A description which seems uncannily fitting for Mathieu Valade.
Sitting with Valade, chatting over beers (the café was too crowded), getting a virtual tour of the last six years of his projects, he repeatedly articulates notions of his sculpture with overt references to the viewer (or visitor, as he prefers) stating the importance of this embodied presence to essentially resolve the work.
“I’m totally aware that I am asking a lot of the visitor,” claims Valade. “With my work, you have to take the time to enter into it: to arrive, open your eyes, and be curious. It is absolutely an investment.”
The significance of the space in which the work is found is also a crucial component with many pieces proposing a conceptual kind of “hide-and-seek.” Parts are camouflaged, sections are concealed, and the inquisitiveness of the visitor is rewarded through a revelatory “Ah-ha!” moment. An “OK, I get it!” that acts like a faint and delicate (yet highly satisfying) punch line.
This inherent humour (or lame joke, as Valade calls it) paradoxically proposes a kind of failure, as he considers the quality of “anti-monument” also at play—large-scale pieces that subvert the accepted conventions of a monument’s function. Not so much work imposing itself onto, or into, a space but the space being negotiated through the performative presence of the work. So it’s a positive failure, and is the strength of Valade’s installations, which in effect create an almost tangible dialogue simultaneously with the space and with the spectator. As Valade puts it: “It is sculpture as event.”
And we come full circle, as the function of this “failure” (or lame joke) is what, ultimately, fulfills the piece. The visitor performs the object while the work performs the space.

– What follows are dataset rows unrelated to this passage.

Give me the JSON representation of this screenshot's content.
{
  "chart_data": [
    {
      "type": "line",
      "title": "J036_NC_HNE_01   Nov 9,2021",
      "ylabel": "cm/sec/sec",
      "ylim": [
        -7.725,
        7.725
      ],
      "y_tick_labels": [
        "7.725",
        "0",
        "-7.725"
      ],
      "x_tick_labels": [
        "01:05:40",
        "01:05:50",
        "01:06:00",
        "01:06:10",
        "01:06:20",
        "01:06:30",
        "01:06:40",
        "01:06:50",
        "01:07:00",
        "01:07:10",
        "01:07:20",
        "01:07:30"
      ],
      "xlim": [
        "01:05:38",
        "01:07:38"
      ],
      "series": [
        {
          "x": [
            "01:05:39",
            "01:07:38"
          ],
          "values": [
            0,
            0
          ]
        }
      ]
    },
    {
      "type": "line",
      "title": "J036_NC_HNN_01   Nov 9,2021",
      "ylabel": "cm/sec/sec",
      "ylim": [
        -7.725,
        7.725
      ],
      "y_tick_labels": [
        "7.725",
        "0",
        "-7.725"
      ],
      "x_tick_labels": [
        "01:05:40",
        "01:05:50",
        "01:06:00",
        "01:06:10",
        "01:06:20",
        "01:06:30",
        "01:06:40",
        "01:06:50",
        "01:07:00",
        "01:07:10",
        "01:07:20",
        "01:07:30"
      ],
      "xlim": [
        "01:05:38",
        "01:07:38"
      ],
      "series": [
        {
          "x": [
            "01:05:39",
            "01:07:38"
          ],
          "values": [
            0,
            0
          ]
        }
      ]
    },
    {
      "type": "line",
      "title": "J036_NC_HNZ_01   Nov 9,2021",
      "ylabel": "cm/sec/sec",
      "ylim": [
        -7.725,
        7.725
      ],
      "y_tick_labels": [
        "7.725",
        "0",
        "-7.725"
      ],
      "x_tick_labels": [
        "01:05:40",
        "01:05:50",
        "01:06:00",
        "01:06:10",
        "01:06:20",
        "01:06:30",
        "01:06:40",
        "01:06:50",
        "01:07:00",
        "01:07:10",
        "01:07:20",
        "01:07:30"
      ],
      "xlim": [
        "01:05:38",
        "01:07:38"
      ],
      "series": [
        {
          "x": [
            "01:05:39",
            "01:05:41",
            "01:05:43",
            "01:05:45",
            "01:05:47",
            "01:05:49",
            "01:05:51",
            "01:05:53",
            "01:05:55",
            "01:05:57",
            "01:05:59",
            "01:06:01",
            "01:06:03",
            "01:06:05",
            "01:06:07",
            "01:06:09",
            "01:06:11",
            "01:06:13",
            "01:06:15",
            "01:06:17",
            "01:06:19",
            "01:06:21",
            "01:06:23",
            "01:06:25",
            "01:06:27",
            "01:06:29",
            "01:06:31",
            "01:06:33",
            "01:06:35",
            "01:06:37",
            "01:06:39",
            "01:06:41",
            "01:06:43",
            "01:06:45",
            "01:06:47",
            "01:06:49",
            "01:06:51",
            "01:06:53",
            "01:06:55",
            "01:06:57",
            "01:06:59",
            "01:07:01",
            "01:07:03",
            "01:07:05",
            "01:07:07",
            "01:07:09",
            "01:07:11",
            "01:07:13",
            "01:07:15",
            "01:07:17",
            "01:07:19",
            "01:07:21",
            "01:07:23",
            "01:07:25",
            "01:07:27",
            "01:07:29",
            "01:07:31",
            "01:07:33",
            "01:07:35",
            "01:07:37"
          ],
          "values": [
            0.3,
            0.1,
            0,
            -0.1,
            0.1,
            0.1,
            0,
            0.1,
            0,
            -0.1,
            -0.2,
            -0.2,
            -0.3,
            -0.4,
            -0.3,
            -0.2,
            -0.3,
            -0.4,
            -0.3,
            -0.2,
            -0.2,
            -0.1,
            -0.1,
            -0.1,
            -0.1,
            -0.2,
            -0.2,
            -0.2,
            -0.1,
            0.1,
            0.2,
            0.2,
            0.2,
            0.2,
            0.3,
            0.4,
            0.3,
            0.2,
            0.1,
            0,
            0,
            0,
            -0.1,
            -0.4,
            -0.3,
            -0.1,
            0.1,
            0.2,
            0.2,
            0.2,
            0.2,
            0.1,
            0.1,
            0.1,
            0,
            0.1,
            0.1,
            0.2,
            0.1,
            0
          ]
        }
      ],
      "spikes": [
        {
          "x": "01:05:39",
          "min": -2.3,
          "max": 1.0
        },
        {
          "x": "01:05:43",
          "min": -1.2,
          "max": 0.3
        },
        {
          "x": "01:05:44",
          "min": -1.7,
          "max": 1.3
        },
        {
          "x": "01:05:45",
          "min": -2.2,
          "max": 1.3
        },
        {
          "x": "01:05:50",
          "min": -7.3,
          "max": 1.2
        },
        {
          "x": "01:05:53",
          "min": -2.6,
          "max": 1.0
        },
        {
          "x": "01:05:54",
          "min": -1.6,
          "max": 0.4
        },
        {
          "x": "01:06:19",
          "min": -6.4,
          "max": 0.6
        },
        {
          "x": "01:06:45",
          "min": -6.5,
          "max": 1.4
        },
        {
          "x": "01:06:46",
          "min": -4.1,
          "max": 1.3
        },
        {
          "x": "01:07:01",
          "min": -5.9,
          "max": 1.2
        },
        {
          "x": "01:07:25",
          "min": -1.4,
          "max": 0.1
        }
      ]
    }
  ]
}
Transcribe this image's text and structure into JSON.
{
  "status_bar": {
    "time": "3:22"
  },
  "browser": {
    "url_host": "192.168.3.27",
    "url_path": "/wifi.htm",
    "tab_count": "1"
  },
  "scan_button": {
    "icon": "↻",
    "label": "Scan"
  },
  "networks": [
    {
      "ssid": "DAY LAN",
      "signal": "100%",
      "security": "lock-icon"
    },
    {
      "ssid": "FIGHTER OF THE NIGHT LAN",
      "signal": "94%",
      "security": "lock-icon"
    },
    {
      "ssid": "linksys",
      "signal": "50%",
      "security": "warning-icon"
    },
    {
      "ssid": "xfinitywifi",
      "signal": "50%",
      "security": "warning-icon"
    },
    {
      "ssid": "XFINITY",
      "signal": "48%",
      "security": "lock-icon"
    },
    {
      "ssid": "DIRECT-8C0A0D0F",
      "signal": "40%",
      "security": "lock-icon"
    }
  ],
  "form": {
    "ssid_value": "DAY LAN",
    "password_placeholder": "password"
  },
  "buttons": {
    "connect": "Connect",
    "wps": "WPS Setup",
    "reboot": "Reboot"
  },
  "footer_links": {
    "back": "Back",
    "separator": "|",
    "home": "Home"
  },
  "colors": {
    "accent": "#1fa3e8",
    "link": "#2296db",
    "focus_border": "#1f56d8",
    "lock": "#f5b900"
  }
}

And this is how sculpture is performed.
Of course the irony is not lost on me that I am describing something I’ve not actually, physically (with my own body) encountered. Not seen, but gleaned through the magic of virtual space (i.e.: excellent documentation) and of course, convivial conversation. But you, dear reader, are standing at the threshold of Cubic Units. So I invite you, as visitor, to consider the space around you, and your body in it, in direct contact with the experience of the sculptural installation performing before you.
— Victoria Stanton
Performance artist, video-maker, and published writer, Victoria Stanton has presented actions, exhibitions, and videos in Canada, the U.S., Europe, the U.K., Australia and Japan. She co-authored Impure: Reinventing the Word (conundrum press, 2001), with Vincent Tinguely and is currently working on a book with the TouVA Collective (Anne Bérubé, Sylvie Tourangeau and Stanton) on the practice of performance within a Canadian/Québecois context.